Her heart pounded, and she gave thanks for the dim gas lamps and torchlight that hid her blush. Hazel cleared her throat. “So, the specimen. It can go on the table.” She used the knife in her hand to gesture.
“Right you are.” Jack pulled his eyes from hers and moved toward the wheelbarrow.
She averted her eyes as Jack maneuvered the corpse, as he laid its limbs neatly into position so that it might only have been sleeping under a shroud. “Sheet on or off?”
“Off,” Hazel said. “Might as well be off. I’m going to be looking anyway. How much do I owe you?” She pulled a coin purse from beneath her apron. “Six guineas, I think?”
“It’s a fresh corpse, dug it up just tonight! Ten guineas.”
“Just because you dug it up tonight doesn’t mean it was buried tonight. Certainly doesn’t smell like it. Seven guineas.”
“Nine, or I take it straight back to the Old Town and give it to the barber on Haymarket Street. He’s a good customer, always pays what I ask.”
“Eight guineas, and three shillings,” Hazel said. She held out the heavy coins in the palm of her hand.
Jack hesitated, and then swiped them into his own hand. “Deal.”
Once Jack had secured the money in his pocket, he withdrew the sheet with a flourish and revealed the shriveled corpse beneath: a young woman, shrunken and waxy. The smell dominated the dungeon now, sickly sweet rotting meat and eggs gone bad, a warm larval musk.
“Here,” Hazel said, offering Jack an orange filled with cloves. She was already holding one up to her own nose. “It helps with the smell.”
Jack accepted gratefully. “Did you read about this in a book too?”
“Actually, I did,” Hazel said.
The body had cold blue eyelids and hair like straw. If Hazel had to guess, she would have said that the two of them were exactly the same age. The woman—the girl—had lived a hard life, Hazel could see that, reading her body as one does a book. Her feet were frostbitten and mangled at the soles from poor shoes. Her fingernails were yellow and broken. She had bruises running up every limb. At the back of her head, there was a section where her straw-yellow hair had been shaved, revealing the scars and circular suction marks from a wet-cupping operation. The girl had gone into a hospital for the poor, and they had treated her by sucking blood from the back of her skull with knives and hot glasses. Hazel had never seen it done, but she had read about it. Seeing the scars in person—bright purple suction bruises in perfect circles, like the woman had wrestled with a terrifying deep-sea creature—made the procedure seem far more brutal than Hazel had imagined it to be from the pages of her books.
The girl had another scar, too, running at least thirty centimeters down the center of her chest between her breasts, sewn up tight by stitches so neat they were almost invisible. Hazel wondered what ailment had been addressed. Perhaps someone had tried to save her life.
Jack had been paid, but he still lingered, looking over Hazel’s shoulder at the corpse. “Did she—you know—was it the fever?”
“The Roman fever?” Hazel said, perplexed.
Jack nodded. He had heard the rumors. The priest who spoke over her body at the burial had prayed to God that they would be delivered a cure.

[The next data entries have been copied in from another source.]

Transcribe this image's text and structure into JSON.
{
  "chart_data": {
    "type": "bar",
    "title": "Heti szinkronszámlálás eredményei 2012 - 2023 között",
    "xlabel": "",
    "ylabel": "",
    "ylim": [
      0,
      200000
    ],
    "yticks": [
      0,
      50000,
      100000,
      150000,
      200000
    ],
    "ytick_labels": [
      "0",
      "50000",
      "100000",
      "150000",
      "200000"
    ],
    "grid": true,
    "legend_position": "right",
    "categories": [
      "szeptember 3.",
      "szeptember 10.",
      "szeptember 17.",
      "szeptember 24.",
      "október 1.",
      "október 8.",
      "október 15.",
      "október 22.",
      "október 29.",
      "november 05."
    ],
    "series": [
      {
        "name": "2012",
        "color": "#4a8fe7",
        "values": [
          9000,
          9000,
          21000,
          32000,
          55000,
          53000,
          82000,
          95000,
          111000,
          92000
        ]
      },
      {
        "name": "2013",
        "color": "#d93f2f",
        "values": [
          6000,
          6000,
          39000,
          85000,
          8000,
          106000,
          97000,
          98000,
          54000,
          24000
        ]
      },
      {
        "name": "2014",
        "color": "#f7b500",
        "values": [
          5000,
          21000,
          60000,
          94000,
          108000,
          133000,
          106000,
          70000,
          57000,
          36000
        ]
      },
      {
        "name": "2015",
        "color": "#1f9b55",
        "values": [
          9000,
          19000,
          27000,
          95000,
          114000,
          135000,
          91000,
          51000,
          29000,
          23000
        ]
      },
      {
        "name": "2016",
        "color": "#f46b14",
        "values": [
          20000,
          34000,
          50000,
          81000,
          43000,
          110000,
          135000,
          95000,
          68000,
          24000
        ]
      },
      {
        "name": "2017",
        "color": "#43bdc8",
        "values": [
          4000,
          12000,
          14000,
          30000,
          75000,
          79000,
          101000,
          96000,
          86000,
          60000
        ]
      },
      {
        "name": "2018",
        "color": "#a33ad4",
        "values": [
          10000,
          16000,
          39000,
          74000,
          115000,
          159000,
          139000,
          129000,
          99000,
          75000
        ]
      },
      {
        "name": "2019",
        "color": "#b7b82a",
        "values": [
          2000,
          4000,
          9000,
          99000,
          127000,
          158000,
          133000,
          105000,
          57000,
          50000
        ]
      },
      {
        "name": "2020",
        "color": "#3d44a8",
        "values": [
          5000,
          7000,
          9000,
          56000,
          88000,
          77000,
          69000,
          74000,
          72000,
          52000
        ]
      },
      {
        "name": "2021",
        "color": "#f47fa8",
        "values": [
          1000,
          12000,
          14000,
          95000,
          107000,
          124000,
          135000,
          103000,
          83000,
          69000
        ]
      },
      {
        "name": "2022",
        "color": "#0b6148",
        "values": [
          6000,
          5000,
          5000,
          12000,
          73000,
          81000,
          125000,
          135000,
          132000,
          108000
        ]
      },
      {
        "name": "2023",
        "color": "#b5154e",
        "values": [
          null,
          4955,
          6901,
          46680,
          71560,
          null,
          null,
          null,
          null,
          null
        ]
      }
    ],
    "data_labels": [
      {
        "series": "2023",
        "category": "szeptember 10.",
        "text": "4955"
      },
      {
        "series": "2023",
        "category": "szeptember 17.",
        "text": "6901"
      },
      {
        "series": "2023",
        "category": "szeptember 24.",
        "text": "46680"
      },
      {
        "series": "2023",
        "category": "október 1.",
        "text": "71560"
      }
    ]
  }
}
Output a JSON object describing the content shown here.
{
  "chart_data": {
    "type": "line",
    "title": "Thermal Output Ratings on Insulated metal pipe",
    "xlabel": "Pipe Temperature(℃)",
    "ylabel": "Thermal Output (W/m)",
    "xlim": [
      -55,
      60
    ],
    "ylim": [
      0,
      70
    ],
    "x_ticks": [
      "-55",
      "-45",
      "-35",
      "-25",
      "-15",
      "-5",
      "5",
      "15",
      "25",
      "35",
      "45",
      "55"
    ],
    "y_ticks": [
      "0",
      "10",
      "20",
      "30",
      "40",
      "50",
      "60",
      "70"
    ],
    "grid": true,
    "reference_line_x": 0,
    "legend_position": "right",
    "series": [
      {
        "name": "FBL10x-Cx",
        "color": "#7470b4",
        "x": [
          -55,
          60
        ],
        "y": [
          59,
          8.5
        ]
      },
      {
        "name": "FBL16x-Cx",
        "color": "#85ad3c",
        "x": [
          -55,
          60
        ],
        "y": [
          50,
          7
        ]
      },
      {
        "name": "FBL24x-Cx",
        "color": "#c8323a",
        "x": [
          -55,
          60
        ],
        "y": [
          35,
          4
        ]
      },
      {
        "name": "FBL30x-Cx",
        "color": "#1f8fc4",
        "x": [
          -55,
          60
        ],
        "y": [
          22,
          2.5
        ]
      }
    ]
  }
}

“No,” Hazel said, “definitely not.”
Jack came closer. “How do you know? It’s what everyone’s saying she died of!”
“Really? No, here, look—” Hazel used the sheet to tilt the body away from them, to show Jack the corpse’s smooth back. “No buboes. No boils at all. That’s what the Roman fever is named for.”
“Not because it came from Rome?” Jack had heard more than one stagehand at Le Grand Leon curse “those damn Eye-talians” for the sickness that threatened their business.
“No, certainly not. It’s because the primary symptom, after the fever, is these boils, filled with blood. And then they burst and look like wounds from a stabbing. Like Julius Caesar on the steps of the Senate. Rome. Plaga Romanus.”
“From a book?” Jack said.
“Actually, that one I know firsthand.”
Jack inched half a step closer. “So,” he said, “can you tell what she died from?”
In answer, Hazel lifted her largest knife and made a long incision vertically down the corpse’s chest, just as she had seen Dr. Straine do in class. She paused, looking down in disbelief. She looked up at Jack, down at the body, and then up at Jack again. “As it happens,” Hazel said, “I can tell you exactly what she died from. She doesn’t have a heart.”